Wendy Landman, executive director of WalkBoston — a pedestrian safety group that is working across the state to make cities safer and more convenient for walking — said her organization is focused on improving “everyday walking” such as travel to schools and transit hubs. In terms of safety, she said she is most concerned with distracted driving.

“When you walk down the street, whether you're in Cambridge, or Boston, or rural towns in the Berkshires, it feels like half the drivers are looking at their phones,” she said. “The number of fatalities has been growing across the country, and there are a lot of people trying to figure out what all was going on.”

While crashes involving motor vehicles in Cambridge have dropped since 2000, the number of crashes involving pedestrians has stayed “generally consistent,” according to a 2017 Cambridge Police Department report.
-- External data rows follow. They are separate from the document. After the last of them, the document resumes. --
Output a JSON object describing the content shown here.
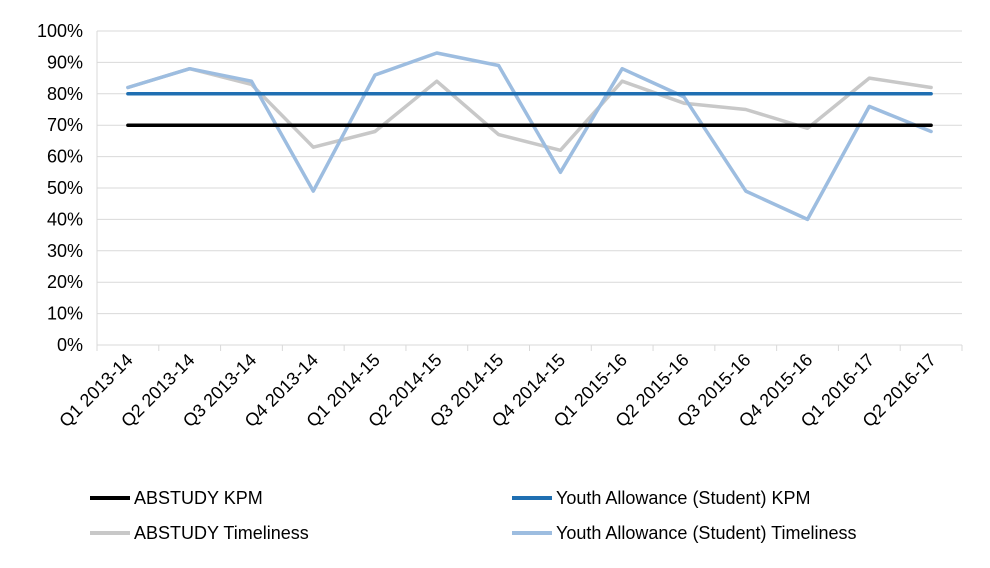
{
  "chart_data": {
    "type": "line",
    "title": "",
    "xlabel": "",
    "ylabel": "",
    "ylim": [
      0,
      100
    ],
    "y_ticks": [
      "0%",
      "10%",
      "20%",
      "30%",
      "40%",
      "50%",
      "60%",
      "70%",
      "80%",
      "90%",
      "100%"
    ],
    "y_tick_values": [
      0,
      10,
      20,
      30,
      40,
      50,
      60,
      70,
      80,
      90,
      100
    ],
    "grid": true,
    "legend_position": "bottom",
    "categories": [
      "Q1 2013-14",
      "Q2 2013-14",
      "Q3 2013-14",
      "Q4 2013-14",
      "Q1 2014-15",
      "Q2 2014-15",
      "Q3 2014-15",
      "Q4 2014-15",
      "Q1 2015-16",
      "Q2 2015-16",
      "Q3 2015-16",
      "Q4 2015-16",
      "Q1 2016-17",
      "Q2 2016-17"
    ],
    "series": [
      {
        "name": "ABSTUDY KPM",
        "color": "#000000",
        "values": [
          70,
          70,
          70,
          70,
          70,
          70,
          70,
          70,
          70,
          70,
          70,
          70,
          70,
          70
        ]
      },
      {
        "name": "Youth Allowance (Student) KPM",
        "color": "#1f6fb2",
        "values": [
          80,
          80,
          80,
          80,
          80,
          80,
          80,
          80,
          80,
          80,
          80,
          80,
          80,
          80
        ]
      },
      {
        "name": "ABSTUDY Timeliness",
        "color": "#c8c8c8",
        "values": [
          82,
          88,
          83,
          63,
          68,
          84,
          67,
          62,
          84,
          77,
          75,
          69,
          85,
          82
        ]
      },
      {
        "name": "Youth Allowance (Student) Timeliness",
        "color": "#9dbde0",
        "values": [
          82,
          88,
          84,
          49,
          86,
          93,
          89,
          55,
          88,
          79,
          49,
          40,
          76,
          68
        ]
      }
    ]
  }
}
The report attributes this fact to the city’s rising population and associated rising number of pedestrians on Cambridge’s streets. Crashes involving either pedestrians or cyclists make up an average 17 percent of total crashes annually.

Patrick C. Braga, a student at the Harvard Graduate School of Design, said the Square has several “shortcomings” with regard to ensuring the pedestrian and cyclist safety. Among the most significant are narrow sidewalks and a street design that gives priority to cars, he said.

“I'm almost punished through the streetscape design of having to constantly have to reassert just my human presence to others and hope that I can get empathy from the people who are driving to not endanger me and not see me as an obstacle in their way, but just somebody trying to get somewhere,” he said.

“Distracted walking should not be punishable by death in a highly walked dense area like Harvard Square,” he added.

Devereux said that there is no “magic bullet” to solve the problem, but that the city is taking steps to improve safety. She cited decreased speed limits and improved street design as part of an ongoing effort to address deadly crashes.

“Street design is key — looking for ways to continue to make the street infrastructure reflect that pedestrians and cyclists have equal, if not greater, right, to be using the street and need to be protected and separated and very visible,” she said.

Landman said that Cambridge’s city government has been a strong partner with her organization in improving pedestrian safety. She added that “concerted efforts” by the city have helped to improve overall safety, though it still has its issues.

“A great many Cantabrigians walk to transit, walk to their cars, walk in general,” she said. “[City officials] have been hard on it, but it has obviously not been fully successful.”

Braga said he proposed a design overhaul for the Square that would include a roundabout with smaller lanes and “prioritize safety.” He added that additional measures like changing the number of car lanes in certain areas and relying less on traffic lights could alleviate some of the dangers throughout Cambridge.

“It shouldn’t be that kind of rigid, over-engineered control,” he said.

Braga also said the possibility of eliminating car traffic entirely from the Square posed an “extraordinarily promising” solution so long as it were to be sufficiently studied. Both Devereux and Landman agreed.

Cambridge resident Heather M. Hoffman said that while she believes many approaches must be considered when addressing pedestrian safety, she believes walkers must be more “assertive” in order to help prevent crashes.

“I understand that my job [as a walker] is to make sure that [drivers] know what I want to do, so that they can stop and let me do it,” she said. “And I get so annoyed with the pedestrians who hang out on the curb, waiting for someone to read their mind and let them cross. The law says ‘stop for a pedestrian in a crosswalk,’ not a pedestrian texting and thinking about a crosswalk.”